Botham Jean Boulevard terminates at a stretch of Interstate 30 named for former Dallas mayor R.L. Thornton. The street is “cut short” by a stretch of highway honoring Thornton, Waters said. Thornton was reportedly a member of the Ku Klux Klan.

I-30 is a racial and economic dividing line in Dallas, demarcating decades of disparities from redlining and other policies that shaped a city where some neighborhoods south of the highway have life expectancies decades shorter than the whiter and wealthier neighborhoods to the north.

“Botham beckons us today to complete the work, to not allow his boulevard to run short, to extend the promise and prosperity given the north to southern neighbors, to commit ourselves anew,” Waters said.

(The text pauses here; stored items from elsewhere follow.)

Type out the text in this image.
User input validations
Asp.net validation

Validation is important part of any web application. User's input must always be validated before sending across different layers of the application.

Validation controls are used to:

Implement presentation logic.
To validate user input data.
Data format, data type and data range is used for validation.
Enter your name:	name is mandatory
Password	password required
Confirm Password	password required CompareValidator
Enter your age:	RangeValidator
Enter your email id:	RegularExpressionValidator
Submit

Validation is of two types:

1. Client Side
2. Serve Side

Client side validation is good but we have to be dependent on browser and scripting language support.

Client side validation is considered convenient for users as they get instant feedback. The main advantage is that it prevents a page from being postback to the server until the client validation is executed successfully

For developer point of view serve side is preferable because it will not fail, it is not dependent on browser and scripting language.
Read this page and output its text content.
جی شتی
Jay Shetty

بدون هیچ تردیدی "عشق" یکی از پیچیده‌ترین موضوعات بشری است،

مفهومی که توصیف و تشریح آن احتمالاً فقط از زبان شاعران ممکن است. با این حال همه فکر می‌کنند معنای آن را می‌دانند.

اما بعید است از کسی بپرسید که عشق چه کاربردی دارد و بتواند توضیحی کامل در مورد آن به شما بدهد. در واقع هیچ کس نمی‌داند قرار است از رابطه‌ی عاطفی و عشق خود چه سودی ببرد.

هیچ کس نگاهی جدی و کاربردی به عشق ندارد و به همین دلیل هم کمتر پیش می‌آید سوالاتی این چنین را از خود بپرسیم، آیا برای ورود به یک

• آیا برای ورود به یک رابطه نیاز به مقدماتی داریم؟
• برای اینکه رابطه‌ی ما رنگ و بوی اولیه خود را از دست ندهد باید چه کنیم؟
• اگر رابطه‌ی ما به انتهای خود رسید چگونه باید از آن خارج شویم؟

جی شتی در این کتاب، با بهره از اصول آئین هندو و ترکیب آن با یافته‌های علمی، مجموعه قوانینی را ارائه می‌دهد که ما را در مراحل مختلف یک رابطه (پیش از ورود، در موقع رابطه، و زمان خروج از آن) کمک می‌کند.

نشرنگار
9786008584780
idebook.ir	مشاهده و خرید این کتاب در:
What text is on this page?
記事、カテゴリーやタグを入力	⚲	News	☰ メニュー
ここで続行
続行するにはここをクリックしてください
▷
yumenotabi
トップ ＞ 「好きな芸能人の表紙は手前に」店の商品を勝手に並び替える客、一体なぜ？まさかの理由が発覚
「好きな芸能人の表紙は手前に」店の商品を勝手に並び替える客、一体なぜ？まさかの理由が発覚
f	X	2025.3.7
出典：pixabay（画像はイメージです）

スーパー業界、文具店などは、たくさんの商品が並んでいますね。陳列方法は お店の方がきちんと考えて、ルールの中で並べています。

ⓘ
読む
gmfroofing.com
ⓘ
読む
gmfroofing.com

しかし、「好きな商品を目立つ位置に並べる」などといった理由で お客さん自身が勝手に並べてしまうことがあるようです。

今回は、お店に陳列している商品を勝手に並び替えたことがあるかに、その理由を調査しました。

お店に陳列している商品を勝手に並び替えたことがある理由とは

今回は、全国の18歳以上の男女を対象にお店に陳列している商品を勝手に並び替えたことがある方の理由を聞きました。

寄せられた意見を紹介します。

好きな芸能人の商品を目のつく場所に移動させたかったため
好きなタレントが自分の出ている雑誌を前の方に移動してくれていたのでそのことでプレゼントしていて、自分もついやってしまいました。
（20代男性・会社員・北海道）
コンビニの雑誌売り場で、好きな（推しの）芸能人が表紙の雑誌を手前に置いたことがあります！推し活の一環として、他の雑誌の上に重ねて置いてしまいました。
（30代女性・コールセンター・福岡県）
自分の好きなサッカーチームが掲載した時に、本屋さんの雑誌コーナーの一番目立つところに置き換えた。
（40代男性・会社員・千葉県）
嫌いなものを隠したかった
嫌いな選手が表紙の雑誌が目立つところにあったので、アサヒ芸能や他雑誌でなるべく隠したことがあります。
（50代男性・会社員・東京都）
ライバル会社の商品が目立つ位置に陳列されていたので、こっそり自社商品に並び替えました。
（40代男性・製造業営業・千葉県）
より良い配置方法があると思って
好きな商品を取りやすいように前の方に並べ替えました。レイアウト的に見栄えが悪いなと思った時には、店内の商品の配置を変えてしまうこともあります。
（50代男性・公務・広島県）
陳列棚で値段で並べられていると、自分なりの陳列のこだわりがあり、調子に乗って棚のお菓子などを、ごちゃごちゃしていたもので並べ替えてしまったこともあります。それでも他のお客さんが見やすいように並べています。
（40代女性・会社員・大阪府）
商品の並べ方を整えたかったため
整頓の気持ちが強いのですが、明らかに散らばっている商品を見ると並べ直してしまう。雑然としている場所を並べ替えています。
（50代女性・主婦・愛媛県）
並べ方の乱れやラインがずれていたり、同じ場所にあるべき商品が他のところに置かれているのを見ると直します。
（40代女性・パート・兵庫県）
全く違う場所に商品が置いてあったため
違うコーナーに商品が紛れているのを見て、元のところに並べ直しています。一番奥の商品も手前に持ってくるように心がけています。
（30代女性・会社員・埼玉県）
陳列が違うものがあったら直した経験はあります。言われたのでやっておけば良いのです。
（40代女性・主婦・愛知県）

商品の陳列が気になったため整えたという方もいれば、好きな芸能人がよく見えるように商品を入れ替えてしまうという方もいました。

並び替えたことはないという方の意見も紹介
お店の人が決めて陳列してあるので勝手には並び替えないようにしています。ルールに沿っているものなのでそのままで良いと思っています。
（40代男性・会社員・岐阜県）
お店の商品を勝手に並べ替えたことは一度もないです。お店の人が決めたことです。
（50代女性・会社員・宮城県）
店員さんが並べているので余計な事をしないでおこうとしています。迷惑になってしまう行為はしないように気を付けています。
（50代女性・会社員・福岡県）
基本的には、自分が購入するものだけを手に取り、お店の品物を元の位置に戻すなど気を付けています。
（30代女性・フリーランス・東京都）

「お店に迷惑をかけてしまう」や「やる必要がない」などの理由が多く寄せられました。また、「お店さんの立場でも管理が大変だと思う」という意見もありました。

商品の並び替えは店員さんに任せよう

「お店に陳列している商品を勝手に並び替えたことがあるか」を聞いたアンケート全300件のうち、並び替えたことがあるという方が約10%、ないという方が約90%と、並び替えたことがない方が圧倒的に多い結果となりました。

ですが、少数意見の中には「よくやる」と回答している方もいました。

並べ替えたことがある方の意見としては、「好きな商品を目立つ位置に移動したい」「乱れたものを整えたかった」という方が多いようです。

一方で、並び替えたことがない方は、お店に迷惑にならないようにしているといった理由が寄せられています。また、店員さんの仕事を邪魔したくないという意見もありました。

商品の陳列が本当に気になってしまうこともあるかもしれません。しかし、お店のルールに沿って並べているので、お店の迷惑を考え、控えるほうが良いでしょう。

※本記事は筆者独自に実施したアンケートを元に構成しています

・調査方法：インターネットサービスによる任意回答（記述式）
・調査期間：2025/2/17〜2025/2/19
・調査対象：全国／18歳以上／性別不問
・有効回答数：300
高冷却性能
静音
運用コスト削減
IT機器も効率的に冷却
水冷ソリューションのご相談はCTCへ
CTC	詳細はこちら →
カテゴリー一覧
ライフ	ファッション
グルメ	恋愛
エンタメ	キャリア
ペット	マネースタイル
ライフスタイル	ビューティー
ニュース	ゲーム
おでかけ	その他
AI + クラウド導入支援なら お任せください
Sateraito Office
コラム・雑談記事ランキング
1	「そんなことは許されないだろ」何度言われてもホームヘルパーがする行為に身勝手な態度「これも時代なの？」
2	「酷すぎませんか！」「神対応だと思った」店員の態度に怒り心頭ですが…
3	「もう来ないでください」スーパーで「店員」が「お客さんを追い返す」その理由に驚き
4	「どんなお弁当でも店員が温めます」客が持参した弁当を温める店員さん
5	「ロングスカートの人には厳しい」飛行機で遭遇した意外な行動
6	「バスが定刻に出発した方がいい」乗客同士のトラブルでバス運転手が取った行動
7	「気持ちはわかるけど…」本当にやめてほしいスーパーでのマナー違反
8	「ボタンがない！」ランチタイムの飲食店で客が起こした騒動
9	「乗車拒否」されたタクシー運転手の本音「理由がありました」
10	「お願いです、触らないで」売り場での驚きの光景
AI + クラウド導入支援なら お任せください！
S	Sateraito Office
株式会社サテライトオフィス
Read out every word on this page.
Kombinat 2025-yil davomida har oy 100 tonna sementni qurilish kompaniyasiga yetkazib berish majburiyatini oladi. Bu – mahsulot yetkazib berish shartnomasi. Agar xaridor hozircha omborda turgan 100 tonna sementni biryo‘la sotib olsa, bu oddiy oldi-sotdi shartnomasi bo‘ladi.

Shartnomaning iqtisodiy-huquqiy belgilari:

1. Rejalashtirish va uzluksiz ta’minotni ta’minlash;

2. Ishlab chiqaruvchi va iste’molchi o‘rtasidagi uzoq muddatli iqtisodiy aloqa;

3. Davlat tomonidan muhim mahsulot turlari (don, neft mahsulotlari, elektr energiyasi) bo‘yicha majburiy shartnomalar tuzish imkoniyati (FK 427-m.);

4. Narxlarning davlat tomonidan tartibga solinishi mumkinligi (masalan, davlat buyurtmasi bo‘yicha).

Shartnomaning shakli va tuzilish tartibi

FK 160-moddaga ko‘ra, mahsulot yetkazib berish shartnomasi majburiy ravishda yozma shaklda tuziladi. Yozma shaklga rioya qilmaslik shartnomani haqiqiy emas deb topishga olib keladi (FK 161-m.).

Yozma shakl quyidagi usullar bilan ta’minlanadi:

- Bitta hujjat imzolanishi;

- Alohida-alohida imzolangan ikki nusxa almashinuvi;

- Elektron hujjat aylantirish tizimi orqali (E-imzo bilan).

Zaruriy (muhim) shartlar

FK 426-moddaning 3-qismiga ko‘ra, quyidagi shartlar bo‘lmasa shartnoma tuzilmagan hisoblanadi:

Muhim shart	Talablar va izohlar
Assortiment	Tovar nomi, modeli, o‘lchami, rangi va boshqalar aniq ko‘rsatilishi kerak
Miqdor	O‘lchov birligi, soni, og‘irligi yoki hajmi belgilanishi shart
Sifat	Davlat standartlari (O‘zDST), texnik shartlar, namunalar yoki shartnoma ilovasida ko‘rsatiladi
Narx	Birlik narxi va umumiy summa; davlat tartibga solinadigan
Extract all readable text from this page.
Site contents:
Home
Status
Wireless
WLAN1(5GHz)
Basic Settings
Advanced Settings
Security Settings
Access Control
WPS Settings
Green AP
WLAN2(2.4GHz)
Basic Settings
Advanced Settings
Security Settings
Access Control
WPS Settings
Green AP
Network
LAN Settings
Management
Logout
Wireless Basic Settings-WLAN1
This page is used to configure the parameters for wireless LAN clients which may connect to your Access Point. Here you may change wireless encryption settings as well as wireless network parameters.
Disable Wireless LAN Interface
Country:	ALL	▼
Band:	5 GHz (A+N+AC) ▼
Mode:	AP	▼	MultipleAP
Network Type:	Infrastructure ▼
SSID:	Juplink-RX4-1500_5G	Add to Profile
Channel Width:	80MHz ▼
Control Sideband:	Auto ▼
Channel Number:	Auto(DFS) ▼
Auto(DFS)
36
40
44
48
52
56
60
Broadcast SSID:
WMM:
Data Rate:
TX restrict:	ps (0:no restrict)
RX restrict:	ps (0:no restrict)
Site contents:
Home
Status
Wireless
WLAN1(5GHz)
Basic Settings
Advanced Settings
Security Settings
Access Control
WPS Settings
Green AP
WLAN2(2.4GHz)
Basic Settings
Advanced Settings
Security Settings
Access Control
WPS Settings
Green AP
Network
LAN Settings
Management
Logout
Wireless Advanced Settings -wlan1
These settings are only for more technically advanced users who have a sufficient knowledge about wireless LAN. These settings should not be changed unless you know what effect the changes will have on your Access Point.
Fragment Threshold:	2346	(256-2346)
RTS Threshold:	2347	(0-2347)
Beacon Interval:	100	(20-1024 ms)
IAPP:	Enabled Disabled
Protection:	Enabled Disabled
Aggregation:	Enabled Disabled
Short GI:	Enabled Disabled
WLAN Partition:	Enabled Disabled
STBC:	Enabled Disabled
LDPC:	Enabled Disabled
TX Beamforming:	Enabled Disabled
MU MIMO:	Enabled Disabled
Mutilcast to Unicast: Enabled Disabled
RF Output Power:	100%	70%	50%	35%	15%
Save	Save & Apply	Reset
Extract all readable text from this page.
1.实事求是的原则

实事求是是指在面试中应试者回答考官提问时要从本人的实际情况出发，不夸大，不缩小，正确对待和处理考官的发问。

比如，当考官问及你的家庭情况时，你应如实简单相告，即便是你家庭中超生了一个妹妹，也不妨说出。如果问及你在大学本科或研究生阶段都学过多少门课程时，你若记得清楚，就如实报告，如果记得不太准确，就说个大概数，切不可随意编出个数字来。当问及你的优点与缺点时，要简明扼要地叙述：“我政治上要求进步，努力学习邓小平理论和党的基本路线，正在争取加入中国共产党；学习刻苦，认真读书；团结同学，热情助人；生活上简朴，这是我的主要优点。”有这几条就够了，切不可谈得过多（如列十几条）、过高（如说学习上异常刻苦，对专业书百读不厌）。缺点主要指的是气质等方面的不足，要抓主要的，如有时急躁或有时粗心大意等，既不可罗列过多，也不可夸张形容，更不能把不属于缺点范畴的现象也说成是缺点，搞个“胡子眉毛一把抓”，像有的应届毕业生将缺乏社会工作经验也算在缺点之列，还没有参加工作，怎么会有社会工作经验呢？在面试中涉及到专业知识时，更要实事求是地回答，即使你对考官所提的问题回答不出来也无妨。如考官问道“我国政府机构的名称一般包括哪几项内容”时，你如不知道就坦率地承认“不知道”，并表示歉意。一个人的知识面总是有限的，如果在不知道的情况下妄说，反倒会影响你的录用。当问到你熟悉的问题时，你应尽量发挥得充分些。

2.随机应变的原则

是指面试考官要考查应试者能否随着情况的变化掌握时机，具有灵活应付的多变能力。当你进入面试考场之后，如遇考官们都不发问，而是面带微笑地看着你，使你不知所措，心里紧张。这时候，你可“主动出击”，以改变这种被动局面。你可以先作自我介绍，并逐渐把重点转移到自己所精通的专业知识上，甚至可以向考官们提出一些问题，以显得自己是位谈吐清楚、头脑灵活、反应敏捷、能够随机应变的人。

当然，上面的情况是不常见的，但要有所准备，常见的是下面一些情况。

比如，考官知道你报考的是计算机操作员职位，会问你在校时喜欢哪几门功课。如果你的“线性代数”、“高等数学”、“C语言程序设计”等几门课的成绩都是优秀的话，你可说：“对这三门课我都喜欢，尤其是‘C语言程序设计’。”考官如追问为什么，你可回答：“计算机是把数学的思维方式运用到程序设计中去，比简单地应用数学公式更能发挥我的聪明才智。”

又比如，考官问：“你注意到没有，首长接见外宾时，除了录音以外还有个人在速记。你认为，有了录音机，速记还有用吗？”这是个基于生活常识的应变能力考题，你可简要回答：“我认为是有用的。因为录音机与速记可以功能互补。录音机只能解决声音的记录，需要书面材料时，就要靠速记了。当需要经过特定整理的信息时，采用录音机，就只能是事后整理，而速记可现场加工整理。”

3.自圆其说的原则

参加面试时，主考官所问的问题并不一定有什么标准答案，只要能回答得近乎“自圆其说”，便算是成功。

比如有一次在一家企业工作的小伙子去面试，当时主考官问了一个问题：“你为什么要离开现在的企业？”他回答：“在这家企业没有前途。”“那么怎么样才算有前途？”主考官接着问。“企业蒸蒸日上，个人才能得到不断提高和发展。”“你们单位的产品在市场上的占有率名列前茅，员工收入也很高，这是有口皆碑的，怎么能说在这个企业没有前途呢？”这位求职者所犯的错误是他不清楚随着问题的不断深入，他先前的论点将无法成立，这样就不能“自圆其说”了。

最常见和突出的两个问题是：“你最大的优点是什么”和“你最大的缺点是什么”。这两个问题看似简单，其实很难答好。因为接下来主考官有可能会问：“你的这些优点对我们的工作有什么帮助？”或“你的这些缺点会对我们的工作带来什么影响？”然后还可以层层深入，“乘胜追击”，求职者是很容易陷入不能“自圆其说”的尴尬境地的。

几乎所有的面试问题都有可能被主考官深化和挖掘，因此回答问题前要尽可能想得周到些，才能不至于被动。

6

'Make A More Just America'

Speaking to an audience that included several City Council members, the mayor, and state lawmakers, civil rights attorney Ben Crump challenged the elected officials to fight for justice and pay tribute to the legacy of Botham Jean, “not just when the cameras are out but when we’re making policy.”

“We can make a more just America where Breonna Taylor gets to sleep in peace throughout the night, where George Floyd gets the opportunity to take another breath…and where Ahmaud Arbery gets to run free and not be lynched for jogging while Black,” Crump said. “We can make a more just America where Botham Jean should have been allowed to live and continue to impact the world.”

Crump is one of the lawyers representing the Jean family in a federal lawsuit against the city.

Jean was fatally shot in his apartment in September 2018 by Amber Guyger, then a Dallas police officer just off of a long shift. He was eating ice cream when she entered his apartment.

Guyger, who is white, testified at trial that Jean’s death was a tragic mistake. She thought she was entering her own apartment on the floor below. She said she believed Jean was a burglar when she shot him.

The prosecutor argued that, even if she was mistaken, Guyger made a choice to enter the apartment and use deadly force when she had the option to retreat and call for backup. That choice went against her training as a cop, and resulted in Jean’s death.

A jury sentenced Guyger to serve 10 years in prison for murder.

Guyger is appealing the sentence. The first hearing in the appeal is scheduled for April 27.